Methods: We performed multiplex cytokine analysis in a healthy middle-aged cohort with family history of AD (n = 68) and an older cohort (n = 125) with normal cognition (NC), mild cognitive impairment, or AD dementia. After determining baseline interleukin (IL)-9 level and AD-associated IL-9 change to differ according to race, we performed immunohistochemical analysis for proteins mechanistically linked to IL-9 in brains of African Americans and Caucasians (n = 38), and analyzed postmortem IL-9-related gene expression profiles in the publicly available Mount Sinai cohort (26 African Americans and 180 Caucasians).

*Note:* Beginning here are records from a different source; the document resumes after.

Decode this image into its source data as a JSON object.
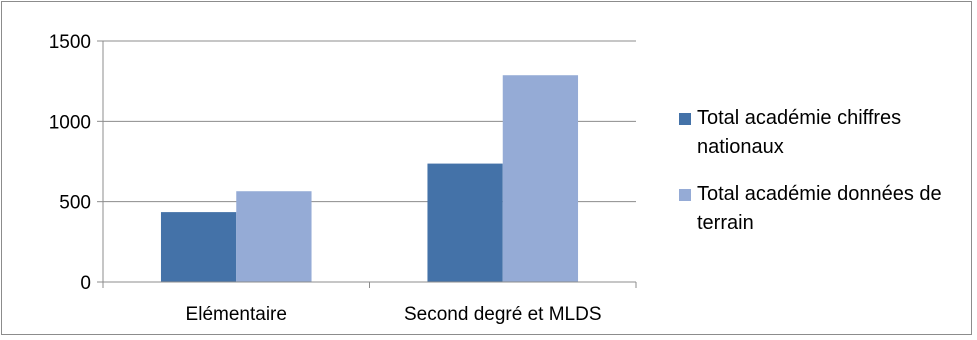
{
  "chart_data": {
    "type": "bar",
    "title": "",
    "xlabel": "",
    "ylabel": "",
    "categories": [
      "Elémentaire",
      "Second degré et MLDS"
    ],
    "series": [
      {
        "name": "Total académie chiffres nationaux",
        "values": [
          435,
          737
        ],
        "color": "#4472a8"
      },
      {
        "name": "Total académie données de terrain",
        "values": [
          565,
          1287
        ],
        "color": "#95abd6"
      }
    ],
    "ylim": [
      0,
      1500
    ],
    "yticks": [
      0,
      500,
      1000,
      1500
    ],
    "grid": true,
    "legend_position": "right"
  }
}
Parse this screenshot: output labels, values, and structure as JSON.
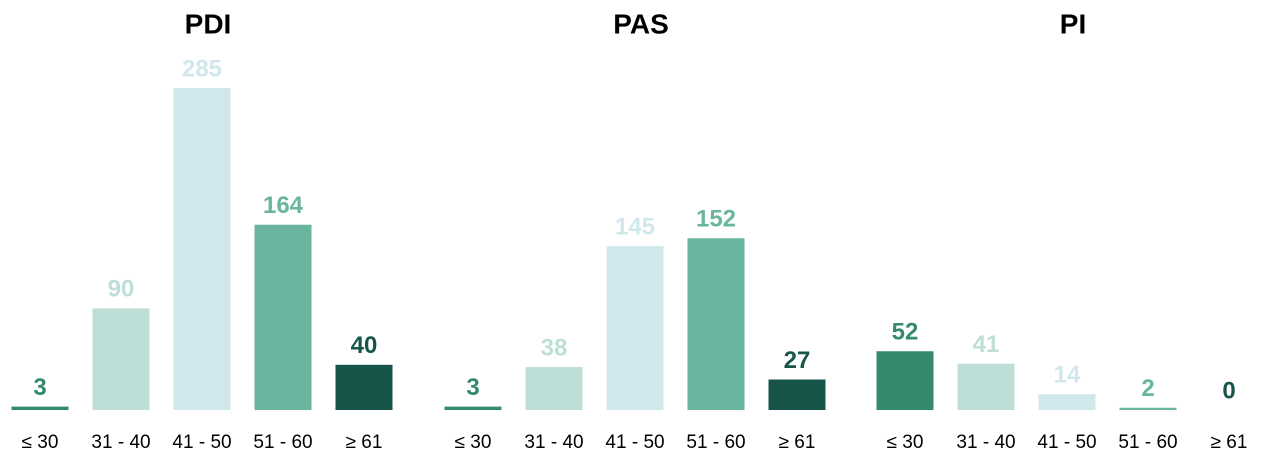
{
  "chart_data": [
    {
      "type": "bar",
      "title": "PDI",
      "categories": [
        "≤ 30",
        "31 - 40",
        "41 - 50",
        "51 - 60",
        "≥ 61"
      ],
      "values": [
        3,
        90,
        285,
        164,
        40
      ],
      "colors": [
        "#358a6e",
        "#bedfd8",
        "#d0e8ec",
        "#6ab59f",
        "#17554a"
      ]
    },
    {
      "type": "bar",
      "title": "PAS",
      "categories": [
        "≤ 30",
        "31 - 40",
        "41 - 50",
        "51 - 60",
        "≥ 61"
      ],
      "values": [
        3,
        38,
        145,
        152,
        27
      ],
      "colors": [
        "#358a6e",
        "#bedfd8",
        "#d0e8ec",
        "#6ab59f",
        "#17554a"
      ]
    },
    {
      "type": "bar",
      "title": "PI",
      "categories": [
        "≤ 30",
        "31 - 40",
        "41 - 50",
        "51 - 60",
        "≥ 61"
      ],
      "values": [
        52,
        41,
        14,
        2,
        0
      ],
      "colors": [
        "#358a6e",
        "#bedfd8",
        "#d0e8ec",
        "#6ab59f",
        "#17554a"
      ]
    }
  ]
}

Results: Compared to Caucasians with NC, African Americans with NC had lower CSF tau, p-Tau₁₈₁ , and IL-9 levels in both living cohorts. Conversely, AD was only correlated with increased CSF IL-9 levels in African Americans but not Caucasians. Immunohistochemical analysis revealed perivascular, neuronal, and glial cells immunoreactive to IL-9, and quantitative analysis in independent US cohorts showed AD to correlate with molecular changes (upstream differentiation marker and downstream effector cell marker) of IL-9 upregulation only in African Americans but not Caucasians.

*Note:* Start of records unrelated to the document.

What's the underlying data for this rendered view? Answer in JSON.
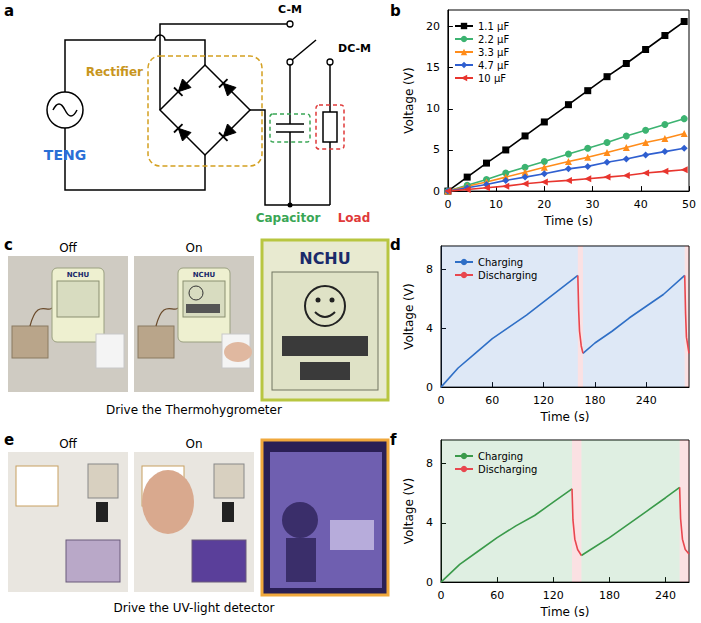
{
  "panel_labels": [
    "a",
    "b",
    "c",
    "d",
    "e",
    "f"
  ],
  "diagram": {
    "source": "TENG",
    "rectifier": "Rectifier",
    "switch_terminals": [
      "C-M",
      "DC-M"
    ],
    "capacitor": "Capacitor",
    "load": "Load"
  },
  "photos": {
    "c": {
      "states": [
        "Off",
        "On"
      ],
      "device_label": "NCHU",
      "caption": "Drive the Thermohygrometer"
    },
    "e": {
      "states": [
        "Off",
        "On"
      ],
      "caption": "Drive the UV-light detector"
    }
  },
  "chart_data": [
    {
      "type": "line",
      "x_label": "Time (s)",
      "y_label": "Voltage (V)",
      "x": [
        0,
        4,
        8,
        12,
        16,
        20,
        25,
        29,
        33,
        37,
        41,
        45,
        49
      ],
      "xlim": [
        0,
        50
      ],
      "xticks": [
        0,
        10,
        20,
        30,
        40,
        50
      ],
      "ylim": [
        0,
        22
      ],
      "yticks": [
        0,
        5,
        10,
        15,
        20
      ],
      "grid": false,
      "legend": "upper left",
      "series": [
        {
          "name": "1.1 μF",
          "color": "#000000",
          "marker": "square",
          "values": [
            0,
            1.7,
            3.4,
            5.0,
            6.7,
            8.4,
            10.5,
            12.2,
            13.9,
            15.5,
            17.2,
            18.9,
            20.6
          ]
        },
        {
          "name": "2.2 μF",
          "color": "#3cb371",
          "marker": "circle",
          "values": [
            0,
            0.7,
            1.4,
            2.2,
            2.9,
            3.6,
            4.5,
            5.2,
            5.9,
            6.7,
            7.4,
            8.1,
            8.8
          ]
        },
        {
          "name": "3.3 μF",
          "color": "#ff8c1a",
          "marker": "triangle",
          "values": [
            0,
            0.6,
            1.1,
            1.7,
            2.3,
            2.9,
            3.6,
            4.1,
            4.7,
            5.3,
            5.9,
            6.4,
            7.0
          ]
        },
        {
          "name": "4.7 μF",
          "color": "#2f5fd0",
          "marker": "diamond",
          "values": [
            0,
            0.4,
            0.8,
            1.3,
            1.7,
            2.1,
            2.7,
            3.0,
            3.5,
            3.9,
            4.4,
            4.8,
            5.2
          ]
        },
        {
          "name": "10 μF",
          "color": "#e8352e",
          "marker": "triangle-left",
          "values": [
            0,
            0.2,
            0.4,
            0.6,
            0.9,
            1.1,
            1.3,
            1.5,
            1.7,
            1.9,
            2.2,
            2.4,
            2.6
          ]
        }
      ]
    },
    {
      "type": "line",
      "x_label": "Time (s)",
      "y_label": "Voltage (V)",
      "xlim": [
        0,
        290
      ],
      "xticks": [
        0,
        60,
        120,
        180,
        240
      ],
      "ylim": [
        0,
        9.6
      ],
      "yticks": [
        0,
        4,
        8
      ],
      "grid": false,
      "legend": "upper left",
      "series": [
        {
          "name": "Charging",
          "color": "#2f6fc6",
          "x": [
            0,
            20,
            40,
            60,
            80,
            100,
            120,
            140,
            160,
            163,
            166,
            180,
            200,
            220,
            240,
            260,
            285
          ],
          "values": [
            0,
            1.3,
            2.3,
            3.3,
            4.1,
            4.9,
            5.8,
            6.7,
            7.6,
            null,
            2.3,
            3.0,
            3.8,
            4.7,
            5.5,
            6.3,
            7.6
          ],
          "regions": [
            [
              0,
              160
            ],
            [
              166,
              285
            ]
          ]
        },
        {
          "name": "Discharging",
          "color": "#e8474f",
          "x": [
            160,
            161,
            162,
            164,
            166,
            200,
            285,
            286,
            287,
            290
          ],
          "values": [
            7.6,
            5.2,
            3.8,
            2.8,
            2.3,
            null,
            7.6,
            5.0,
            3.4,
            2.3
          ],
          "regions": [
            [
              160,
              166
            ],
            [
              285,
              290
            ]
          ]
        }
      ]
    },
    {
      "type": "line",
      "x_label": "Time (s)",
      "y_label": "Voltage (V)",
      "xlim": [
        0,
        265
      ],
      "xticks": [
        0,
        60,
        120,
        180,
        240
      ],
      "ylim": [
        0,
        9.6
      ],
      "yticks": [
        0,
        4,
        8
      ],
      "grid": false,
      "legend": "upper left",
      "series": [
        {
          "name": "Charging",
          "color": "#3a9a4a",
          "x": [
            0,
            20,
            40,
            60,
            80,
            100,
            120,
            140,
            145,
            150,
            160,
            180,
            200,
            220,
            240,
            255
          ],
          "values": [
            0,
            1.2,
            2.1,
            3.0,
            3.8,
            4.5,
            5.4,
            6.3,
            null,
            1.8,
            2.2,
            3.0,
            3.9,
            4.8,
            5.7,
            6.4
          ],
          "regions": [
            [
              0,
              140
            ],
            [
              150,
              255
            ]
          ]
        },
        {
          "name": "Discharging",
          "color": "#e8474f",
          "x": [
            140,
            141,
            143,
            146,
            150,
            200,
            255,
            256,
            258,
            261,
            265
          ],
          "values": [
            6.3,
            4.2,
            2.9,
            2.2,
            1.8,
            null,
            6.4,
            4.3,
            2.9,
            2.2,
            1.9
          ],
          "regions": [
            [
              140,
              150
            ],
            [
              255,
              265
            ]
          ]
        }
      ]
    }
  ]
}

Interpretation: Baseline and AD-associated IL-9 differences between African Americans and Caucasians point to distinct molecular phenotypes for AD according to ancestry. Genetic and nongenetic factors need to be considered in future AD research involving unique populations. ANN NEUROL 2019;86:407-418.

Figure 1.

CSF AD biomarker and cytokine levels in middle-aged African Americans and Caucasians with normal cognition. Compared to Caucasians (open circles), African Americans (filled circles) had lower t-Tau (A, *) and p-Tau₁₈₁ (B, *) levels, but similar Aβ42 (C) levels. The relationship between CSF IL-9 and t-Tau (D) or p-Tau₁₈₁ (E) also differed according to race (top panels, blue lines for African Americans, green lines for Caucasians), and segmental linear analysis showed similar relationship between races at low t-Tau and p-Tau₁₈₁ concentrations but possible divergence at higher concentrations. Shaded areas represent 95% CI of the regression curves.

Figure 2.

CSF cytokine levels in older African Americans and Caucasians according to diagnosis (A, C, E) or a continuous measure of cognition (B, D, F). CSF IL-9 levels were lower in cognitively normal African Americans (closed circles) than Caucasians (open circles), and were associated with increases in MCI and AD dementia only in African Americans (A, B). Analysis of the balance between IL-9 and IP-10 showed similar AD-associated Th1-to-Th9 bias, with Caucasians showing a greater overall bias than African Americans.

Figure 3.

IHC of protein markers related to Th9 in post-mortem brain tissue. In AD, there was intense staining of IL-9 in perivascular cells (A) which are also immunoreactive to a T-cell marker CD3 (B) in adjacent slides suggesting these to be IL-9-containing T cells (higher magnification in C). There was also modest immunoreactivity to IL-9 in non-perivascular parenchymal neurons and glia (D), associated with increased PU.1 immunoreactivity (same magnification as IL-9) and strongly tryptase-positive cells (black arrow).

Figure 4.

Mean superior frontal IL-9 (A), PU.1 (B), and mast cell tryptase (C) immunoreactive areas in a post-mortem cohort from Emory. For each marker, immunoreactivity was normalized to the mean of Caucasian NC subjects. Greater PU.1 was associated with AD (†), while greater tryptase was only associated with African Americans with AD (*; bars represent median values.

Figure 5.

Relationship between neuritic plaque density, race, and IL-9 related transcripts in the Mount Sinai cohort. For two genes involved in Th9 differentiation, race modified the relationship between plaque density and IL4RA (A) but not TGFBR2 (Caucasians: open circles, dashed line; African Americans: filled circles, solid line). Analyzing the ratio of TGFBR2 to IL4RA (TGFBR2/IL4RA) as a marker of Th9 differentiation showed a strong positive correlation with plaque density only in African Americans but not Caucasians (B). Examination of a mast cell (effector of Th9 cells) surface marker KIT/CD117 revealed the same changes as TGFBR2/IL4RA ratio (C).